熊野灘の夕日
故前田咲二先生を悼む たむらあきこ
先生のご葬儀(家族葬)のあった九月二十九日、私は東京都台東区松が谷・祝言寺の尾藤三柳先生のお墓にお参りさせていただいていた。これも何かの縁なのだろうか。先生とは何度か尾藤先生のことをお話しし、昨年十月二十三日のわたしのブログには、尾藤先生のご逝去を報じる新聞の切り抜きを先生に頂いたとある。ともに東西で読売新聞「よみうり時事川柳」の選を担当された川柳家。その日から一年も経たない九月二十七日に逝かれるとは。

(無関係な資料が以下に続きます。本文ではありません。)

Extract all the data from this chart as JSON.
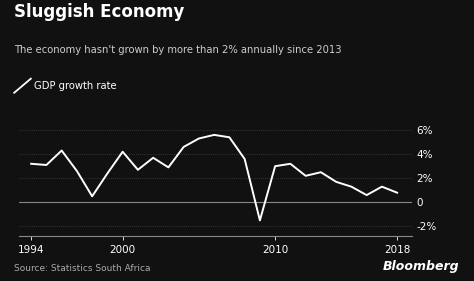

平成十九年夏、大阪の展望句会で初めてお声をかけていただいてから十年、変わらぬご信頼をいただき、句会その他でいつもご一緒させていただいてきた。同郷(和歌山)ということもあるが、短歌・俳句など短詩型文芸に通じておられることで、同様のわたしとはとても話の合う先生だった。気質や考え方にも似たところがあり、最後まで変わりなく目をかけていただいた。
わたしの第一句集『たむらあきこ川柳集2010年』には序文を頂き、次の『たむらあきこ千句』には表紙の字を書いてくださった。
十年間、先生の率直なお考えなどをこころに刻みつけた。文武両道で、全国の俊秀をあつめた江田島海軍兵学校の最後の卒業生(75期、戦争には行っておられない)。日本通運の経理部長を最後に退職されたと伺っている。
幼少の頃から父上に俳句の手ほどきを受けられ、三十代で投句していた毎日新聞の俳壇賞、さらに歌壇賞も受賞された。俳句の年間特選句数が七十句を超えるという猛者だった。定年前後に始められた川柳においてもたちまち頭角を現し、横綱と称され名声をほしいままにされた。
9月4日、最後に頂いたお電話で「熊野川(吟行)に行くんか。俺も行きたい」と繰り返し言われた声が耳底に残っている。